You probably know the story: the recovering alcoholic writer Jack moves with his wife Wendy and young son Danny to the deserted Overlook hotel in Colorado. Jack has agreed to act as the wintertime caretaker, unaware that the place is haunted. Danny knows this because he’s telekinetic, a “gift” that manifests itself in the form of a spectral boy named Tony who visits Danny on occasion and warns him of terrible things on the horizon. When the Overlook is hit by a massive storm Jack, Wendy and Danny are snowed in, and fall prey to the supernatural menace suffusing the place.
As rendered here Danny is the most impossibly noble, well behaved and self-sacrificing six year old ever, harboring no resentment toward his father for breaking his arm years earlier in a drunken rage, and worried only that his parents might divorce—which doesn’t seem like a bad idea, given that Jack is a total loser whose alcoholic outrages take up a large portion of the book’s opening third. Jack’s gradual descent into madness, spurred by the Overlook’s ghosts, isn’t terribly affecting considering he appears to be at least partway there at the book’s beginning.
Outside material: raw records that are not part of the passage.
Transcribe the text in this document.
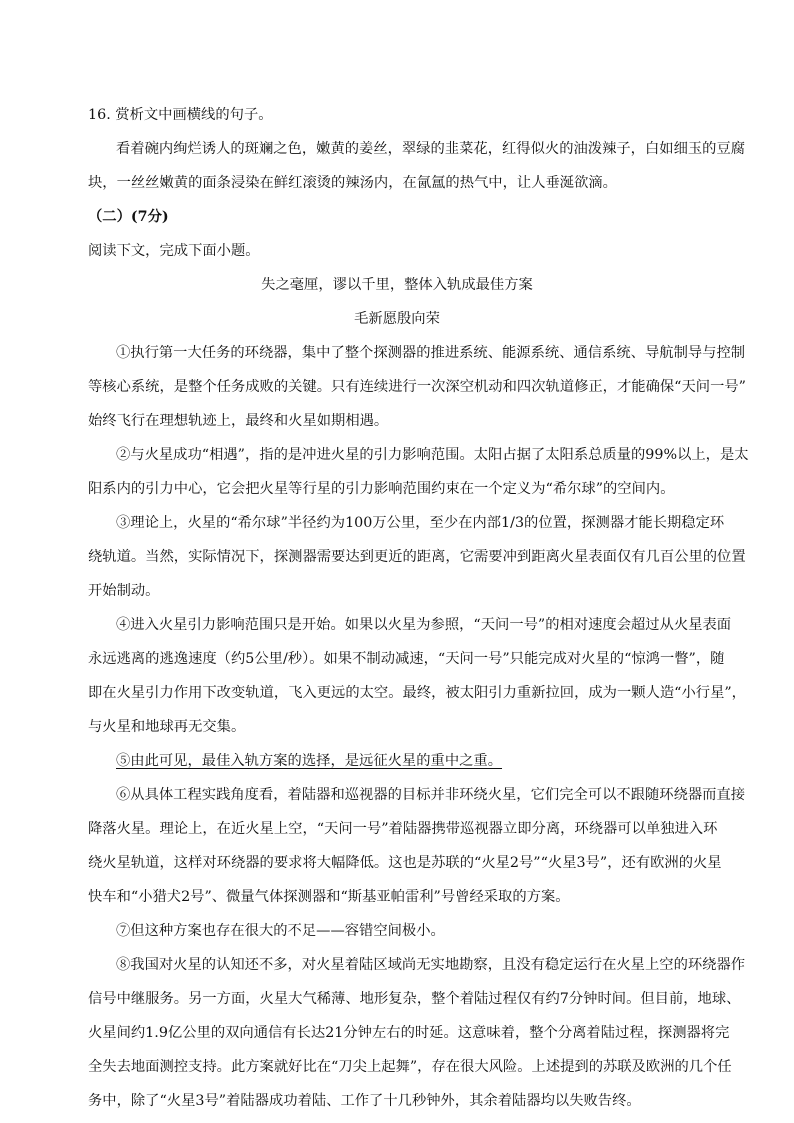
16. 赏析文中画横线的句子。
看着碗内绚烂诱人的斑斓之色，嫩黄的姜丝，翠绿的韭菜花，红得似火的油泼辣子，白如细玉的豆腐
块，一丝丝嫩黄的面条浸染在鲜红滚烫的辣汤内，在氤氲的热气中，让人垂涎欲滴。
（二）(7分)
阅读下文，完成下面小题。
失之毫厘，谬以千里，整体入轨成最佳方案
毛新愿殷向荣
①执行第一大任务的环绕器，集中了整个探测器的推进系统、能源系统、通信系统、导航制导与控制
等核心系统，是整个任务成败的关键。只有连续进行一次深空机动和四次轨道修正，才能确保“天问一号”
始终飞行在理想轨迹上，最终和火星如期相遇。
②与火星成功“相遇”，指的是冲进火星的引力影响范围。太阳占据了太阳系总质量的99%以上，是太
阳系内的引力中心，它会把火星等行星的引力影响范围约束在一个定义为“希尔球”的空间内。
③理论上，火星的“希尔球”半径约为100万公里，至少在内部1/3的位置，探测器才能长期稳定环
绕轨道。当然，实际情况下，探测器需要达到更近的距离，它需要冲到距离火星表面仅有几百公里的位置
开始制动。
④进入火星引力影响范围只是开始。如果以火星为参照，“天问一号”的相对速度会超过从火星表面
永远逃离的逃逸速度（约5公里/秒）。如果不制动减速，“天问一号”只能完成对火星的“惊鸿一瞥”，随
即在火星引力作用下改变轨道，飞入更远的太空。最终，被太阳引力重新拉回，成为一颗人造“小行星”，
与火星和地球再无交集。
⑤由此可见，最佳入轨方案的选择，是远征火星的重中之重。
⑥从具体工程实践角度看，着陆器和巡视器的目标并非环绕火星，它们完全可以不跟随环绕器而直接
降落火星。理论上，在近火星上空，“天问一号”着陆器携带巡视器立即分离，环绕器可以单独进入环
绕火星轨道，这样对环绕器的要求将大幅降低。这也是苏联的“火星2号”“火星3号”，还有欧洲的火星
快车和“小猎犬2号”、微量气体探测器和“斯基亚帕雷利”号曾经采取的方案。
⑦但这种方案也存在很大的不足——容错空间极小。
⑧我国对火星的认知还不多，对火星着陆区域尚无实地勘察，且没有稳定运行在火星上空的环绕器作
信号中继服务。另一方面，火星大气稀薄、地形复杂，整个着陆过程仅有约7分钟时间。但目前，地球、
火星间约1.9亿公里的双向通信有长达21分钟左右的时延。这意味着，整个分离着陆过程，探测器将完
全失去地面测控支持。此方案就好比在“刀尖上起舞”，存在很大风险。上述提到的苏联及欧洲的几个任
务中，除了“火星3号”着陆器成功着陆、工作了十几秒钟外，其余着陆器均以失败告终。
There’s also the fact that not a whole lot really happens. King concentrates the majority of his narrative on a few overwrought set pieces, of which only one—the revelation of what resides in room 213—is especially effective. As for the others, at least two of them involve moving hedge animals, which despite King’s best efforts never seemed particularly scary to me. A further negative is the derivativeness of much of the narrative; THE HAUNTING OF HILL HOUSE is referenced throughout, while Danny’s interactions with the spectral Tony are remarkably similar to those of the youthful protagonists of Thomas Tryon’s THE OTHER (1971).
Another complaint is the title (King allegedly added the “ing” after learning his intended moniker THE SHINE was a racial slur), which inspired a score of “ing” titled horror novels (THE SEARING, THE PIERCING, THE HARROWING, THE SHARING, THE HOWLING, etc). The novel was also responsible for a lousy 1997 TV miniseries, as well as the famous 1980 film by Stanley Kubrick.
Stephen King detests Kubrick’s film, but I think King’s comments in DANSE MACABRE (1981) on how Brian De Palma’s film adaptation of CARRIE was “more deft…and a good deal more artistic” than the book, which apparently “lacks the style” of the film, tend to apply equally well to THE SHINING and its movie incarnation.